The Remedy for Lust:
1 Cor 6:18 “Flee from sexual immorality. All other sins a person commits are outside the body, but whoever sins sexually, sins against their own body.”
- What does it look like to flee sexual immorality in our culture? How do we flee it in a way that still affirms the God-given goodness of sexuality?
Lust thrives in privacy and isolation. Lustful people often feel shame, which also motivates them to keep their struggles hidden from others. But when we hide our hearts, we cannot come to grips with the darkness within, or expose it to the light in confession. This means lust’s remedy requires community, openness, and accountability. Sheer individual willpower will not work. You will not beat this vice alone. Lust’s vicious cycle copycats the dynamics of addiction (212).
- How can community be a factor in addressing lust? What is the posture of such a community towards those struggling with lust?
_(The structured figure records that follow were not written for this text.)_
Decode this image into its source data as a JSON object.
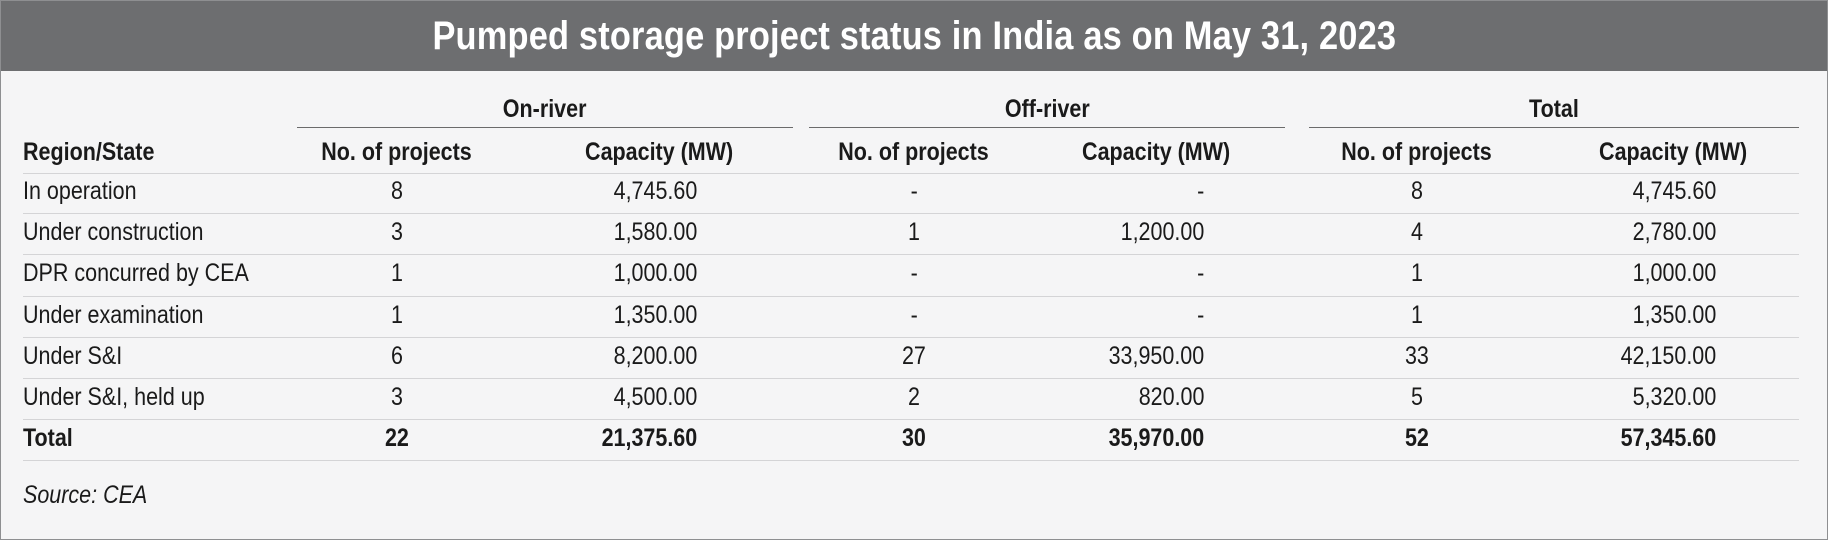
{
  "chart_data": {
    "type": "table",
    "title": "Pumped storage project status in India as on May 31, 2023",
    "groups": [
      "On-river",
      "Off-river",
      "Total"
    ],
    "columns": [
      "Region/State",
      "No. of projects",
      "Capacity (MW)",
      "No. of projects",
      "Capacity (MW)",
      "No. of projects",
      "Capacity (MW)"
    ],
    "rows": [
      [
        "In operation",
        "8",
        "4,745.60",
        "-",
        "-",
        "8",
        "4,745.60"
      ],
      [
        "Under construction",
        "3",
        "1,580.00",
        "1",
        "1,200.00",
        "4",
        "2,780.00"
      ],
      [
        "DPR concurred by CEA",
        "1",
        "1,000.00",
        "-",
        "-",
        "1",
        "1,000.00"
      ],
      [
        "Under examination",
        "1",
        "1,350.00",
        "-",
        "-",
        "1",
        "1,350.00"
      ],
      [
        "Under S&I",
        "6",
        "8,200.00",
        "27",
        "33,950.00",
        "33",
        "42,150.00"
      ],
      [
        "Under S&I, held up",
        "3",
        "4,500.00",
        "2",
        "820.00",
        "5",
        "5,320.00"
      ]
    ],
    "total_row": [
      "Total",
      "22",
      "21,375.60",
      "30",
      "35,970.00",
      "52",
      "57,345.60"
    ],
    "source": "Source: CEA"
  }
}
Phil 4:8 “Finally, brothers and sisters, whatever is true, whatever is noble, whatever is right, whatever is pure, whatever is lovely, whatever is admirable—if anything is excellent or praiseworthy—think about such things.”
- What does it look like to speak about sexuality in a way that demonstrates its “excellence and praiseworthiness”?
- What is the place for chastity in our conversation on lust?
DeYoung Notes that in the case of the desire for sexual pleasure, being called to love your neighbor as yourself means that respecting persons and their bodies includes both your neighbor’s body and your own.(208)
John 15:12 “My command is this: Love each other as I have loved you.”
- How do we love ourselves and our neighbours in a way that honours the image of God in each of us?